SHALAT SHUBUH DUA RAKAAT, KENAPA?
Tadi, usai melaksanakan shalat Shubuh, saya pun berdiri di balkon di
rumah saya, di Baleendah, Kabupaten Bandung. Alam sekitar masih kelam, tapi
sangat indah. Kadang, di sana sini terdengar suara ayam-ayam yang mengajak kita
bertashbih: mengagungkan Allah. Udara dingin membuat suasana terasa sangat
indah. Dalam suasana dan keadaan demikian, entah kenapa dalam benak timbul
pertanyaan, “Mengapa shalat Shubuh terdiri dari dua rakaat?”
Duh, ternyata, pertanyaan yang demikian itu lama tidak mau juga berlalu
dari benak. Dari pada pening kepala, saya pun segera berselancar di internet.
Alhamdulillah, akhirnya saya menemukan jawaban.
Menjawab pertanyaan demikian, seorang ulama terkemuka asal Patani,
Thailand, Syaikh Daud bin Syaikh Wan Abdullah bin
Syaikh Wan Idris Al-Jawi Al-Fathani, dalam sebuah karyanya Munyah Al-MushallĂ®, mengemukakan jawaban
yang menarik. Menurut ulama yang lahir di kampung Parik Kerisek, Patani,
Thailand pada Ahad, 1 Muharram 1183
H/7 Mei 1769 M tersebut, setiap shalat dari lima shalat lima
waktu memiliki kaitan yang erat dengan shalat yang pernah dilakukan seorang
Nabi sebelum Nabi Muhammad Saw. Nah, orang yang pertama-tama melaksanakan
shalat Shubuh adalah Nabi Adam a.s. Sang Nabi melaksanakan shalat tersebut
selepas “diusir” dari surga, karena suatu kesalahan yang ia lakukan. Lantas,
ketika sang Nabi diturunkan ke Bumi dan pertama kali menyaksikan kelamnya Bumi
pada saat malam, ia pun ketakutan,
karena ia belum pernah menyaksikan pemandangan kelam seperti itu. Kemudian, ketika
fajar menyingsing, hatinya terasa damai dan tenang. Karena itu, ia pun segera
melaksanakan shalat dua rakaat. Rakaat pertama sebagai rasa syukur karena ia
telah melewati kelamnya malam yang membuat ia ketakutan. Sedangkan rakaat kedua
sebagai rasa syukur atas kehadiran fajar yang membangkitkan rasa damai.
Kini, berkaitan dengan shalat yang satu ini, bagaimanakah pesan
Rasulullah Saw.?
Dalam hal ini, Rasulullah Saw. berpesan, "Seandainya manusia mengetahui pahala dalam azan dan shaf pertama, kemudian mereka tidak mampu mendapatkannya selain dengan diundi, tentu mereka saling mengundi.
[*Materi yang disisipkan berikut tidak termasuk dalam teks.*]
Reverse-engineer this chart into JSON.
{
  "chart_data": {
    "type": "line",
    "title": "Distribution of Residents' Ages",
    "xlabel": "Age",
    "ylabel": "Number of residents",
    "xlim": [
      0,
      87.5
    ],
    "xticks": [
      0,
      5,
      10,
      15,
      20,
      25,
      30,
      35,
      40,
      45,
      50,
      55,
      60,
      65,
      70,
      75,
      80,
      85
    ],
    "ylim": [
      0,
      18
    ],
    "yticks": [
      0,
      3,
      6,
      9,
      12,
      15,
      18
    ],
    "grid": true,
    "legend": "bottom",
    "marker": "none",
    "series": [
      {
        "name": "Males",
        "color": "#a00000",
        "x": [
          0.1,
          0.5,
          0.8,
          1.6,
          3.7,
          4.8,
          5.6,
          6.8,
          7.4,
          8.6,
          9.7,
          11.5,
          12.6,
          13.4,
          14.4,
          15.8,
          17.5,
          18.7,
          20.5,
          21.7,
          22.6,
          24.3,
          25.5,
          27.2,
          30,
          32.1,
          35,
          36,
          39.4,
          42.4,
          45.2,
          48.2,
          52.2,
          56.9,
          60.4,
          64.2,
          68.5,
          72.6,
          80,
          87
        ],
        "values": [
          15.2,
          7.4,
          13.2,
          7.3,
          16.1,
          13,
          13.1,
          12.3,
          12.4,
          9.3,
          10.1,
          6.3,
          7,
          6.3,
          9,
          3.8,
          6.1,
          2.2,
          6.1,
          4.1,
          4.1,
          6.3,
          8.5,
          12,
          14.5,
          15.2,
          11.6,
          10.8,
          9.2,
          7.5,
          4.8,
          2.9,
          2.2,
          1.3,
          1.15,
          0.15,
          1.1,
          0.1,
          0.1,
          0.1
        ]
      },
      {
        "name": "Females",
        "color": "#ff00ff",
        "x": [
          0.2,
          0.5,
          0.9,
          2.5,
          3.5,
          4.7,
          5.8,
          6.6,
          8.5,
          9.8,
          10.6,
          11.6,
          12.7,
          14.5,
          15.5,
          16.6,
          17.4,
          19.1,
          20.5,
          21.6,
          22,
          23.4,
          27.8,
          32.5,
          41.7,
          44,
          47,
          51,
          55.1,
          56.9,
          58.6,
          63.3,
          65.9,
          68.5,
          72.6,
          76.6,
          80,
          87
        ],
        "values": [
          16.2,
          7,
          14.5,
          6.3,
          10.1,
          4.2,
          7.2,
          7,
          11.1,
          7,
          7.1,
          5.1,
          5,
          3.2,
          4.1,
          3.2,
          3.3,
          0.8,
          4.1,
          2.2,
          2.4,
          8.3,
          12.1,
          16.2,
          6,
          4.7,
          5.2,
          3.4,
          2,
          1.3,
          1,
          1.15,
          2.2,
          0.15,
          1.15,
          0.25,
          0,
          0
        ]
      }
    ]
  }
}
Seandainya mereka mengetahui pahala melaksanakan shalat lebih awal, tentu mereka akan berlomba-lomba untuk mendapatkannya. Dan, seandainya mereka tahu pahala dalam shalat 'Isya' dan Shubuh, tentang mereka akan menghadiri keduanya walaupun harus merangkak." (HR Al-Bukhari).
Ya, seandainya manusia mengetahui, seandainya mereka mengetahui, dan seandainya mereka mengetahui. Kalimat itu diulang-ulang Rasulullah Saw., seakan beliau sangat menyayangkan bila umatnya tidak melaksanakan shalat 'Isya dan Shubuh. Hal itu boleh jadi karena Allah Swt. telah memperlihatkan kepada beliau pahala dan keutamaan yang akan didapatkan manusia manakala mereka melaksanakan dua shalat itu secara berjamaah.
Tidak hanya itu. Malah, barang siapa melaksanakan shalat Shubuh berjamaah di masjid, ia akan mendapatkan jaminan dari Allah Swt. Jundub ibn 'Abdurrahman menuturkan bahwa Rasulullah Saw. berpesan, "Barang siapa menunaikan shalat Shubuh, maka dia berada dalam jaminan Allah. Karena itu, janganlah sekali-kali kalian membuat Allah sampai meminta jaminan-Nya itu sedikit pun. Ini karena barang siapa diminta jaminannya, maka Allah akan mendapatkannya, kemudian Dia akan mencampakkan dirinya ke dalam api neraka." (HR Al-Bukhari).